St Stephen's Church is in Belle Vale Road, Gateacre, Liverpool, Merseyside, England. It is an active Anglican parish church in the deanery of Liverpool South Childwall, the archdeaconry of Liverpool, and the diocese of Liverpool. Its benefice is united with those of Christ Church, Netherley, and St Mark, Childwall Valley, to form the Gateacre Team. The church is recorded in the National Heritage List for England as a designated Grade II listed building.

==History==
The church was built between 1872 and 1874, and designed by the local architect Cornelius Sherlock. The foundation stone was laid on 1 April 1872, and the church was consecrated on 11 February 1874 by the bishop of Chester. Originally it was a chapel of ease to All Saints, Childwall, and became a separate parish in 1893. A south vestry was added to the church in 1897.

==Architecture==

===Exterior===
St Stephen's is constructed in rock-faced sandstone with ashlar dressings, and has a slate roof with a tiled ridge. It is designed in the architectural style of about 1300. The plan of the church consists of a five-bay nave with a clerestory, north and south aisles under lean-to roofs, a south porch, a chancel with north and south vestries, and a northwest steeple. The tower has angle buttresses rising to crocketed gables. It has a west entrance, and on the west face are paired lancet windows flanking a niche containing a statue. At the top of the tower is a frieze and an embattled parapet with gargoyles. There are lucarnes on the spire. The windows along the sides of the aisles have two or three lights with cusped ogee heads. Along the clerestory are rose windows.

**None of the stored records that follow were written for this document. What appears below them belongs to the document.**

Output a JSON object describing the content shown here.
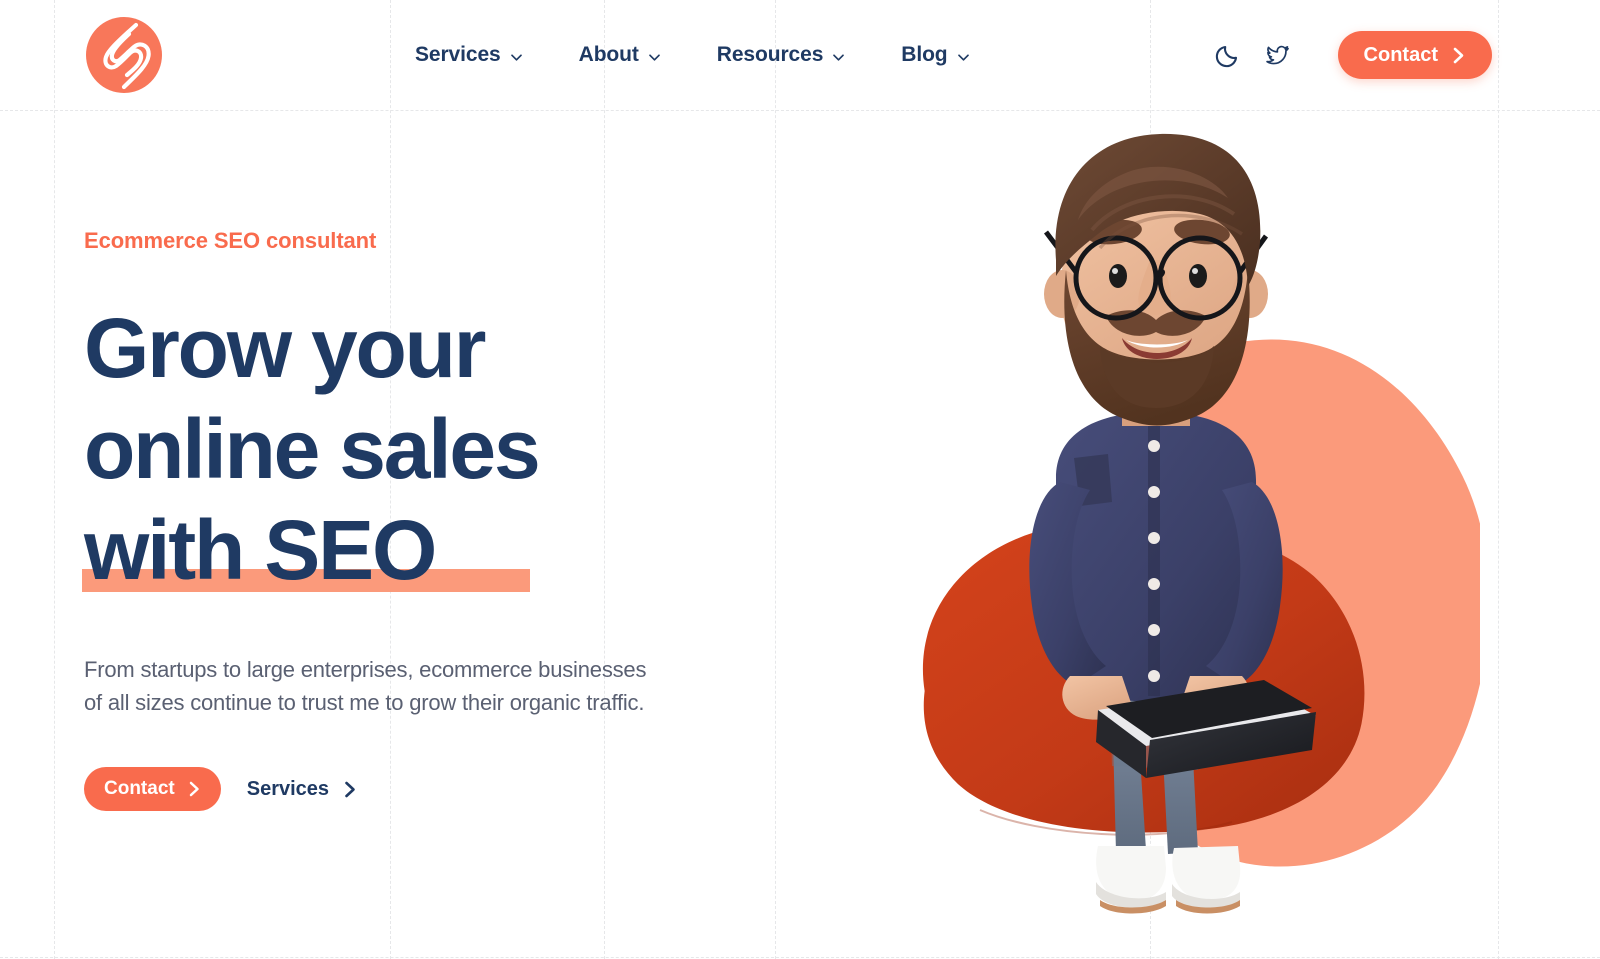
{
  "brand": {
    "logo_icon": "spiral-s-logo-icon",
    "accent_color": "#f96b4d",
    "navy_color": "#1f3a63",
    "blob_color": "#fb9a7b",
    "beanbag_color": "#c33a17"
  },
  "header": {
    "nav_items": [
      {
        "label": "Services",
        "has_dropdown": true
      },
      {
        "label": "About",
        "has_dropdown": true
      },
      {
        "label": "Resources",
        "has_dropdown": true
      },
      {
        "label": "Blog",
        "has_dropdown": true
      }
    ],
    "dark_mode_icon": "moon-icon",
    "social_icon": "twitter-icon",
    "contact_label": "Contact"
  },
  "hero": {
    "eyebrow": "Ecommerce SEO consultant",
    "headline_lines": [
      "Grow your",
      "online sales",
      "with SEO"
    ],
    "headline_full": "Grow your online sales with SEO",
    "paragraph_lines": [
      "From startups to large enterprises, ecommerce businesses",
      "of all sizes continue to trust me to grow their organic traffic."
    ],
    "primary_cta": "Contact",
    "secondary_cta": "Services",
    "illustration": "3d-man-on-beanbag-with-laptop"
  },
  "grid": {
    "vertical_lines": [
      54,
      390,
      604,
      775,
      1150,
      1498
    ],
    "horizontal_lines": [
      110,
      958
    ],
    "color": "#e6e7e9",
    "style": "dashed"
  }
}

The west window has four lights, the east window has three, and the windows in the vestries have two lights.

===Interior===
Inside the church are five-bay arcades carried on round columns. The roof of the nave is scissor-braced, and that of the chancel is coffered. The stained glass in the west window, dating from 1883, was designed by Edward Burne-Jones and coloured by William Morris and attributed to Morris & Co., and that in the east window, dated 1880, is by Frederick Preedy. The maker of the two-manual pipe organ is not known. It was cleaned and repaired in about 1900 by Gray and Davison. The organ was repaired again in 1939 by Rushworth and Dreaper. However, it needed major repairs in the 1990s and was modernized with poor electronic components.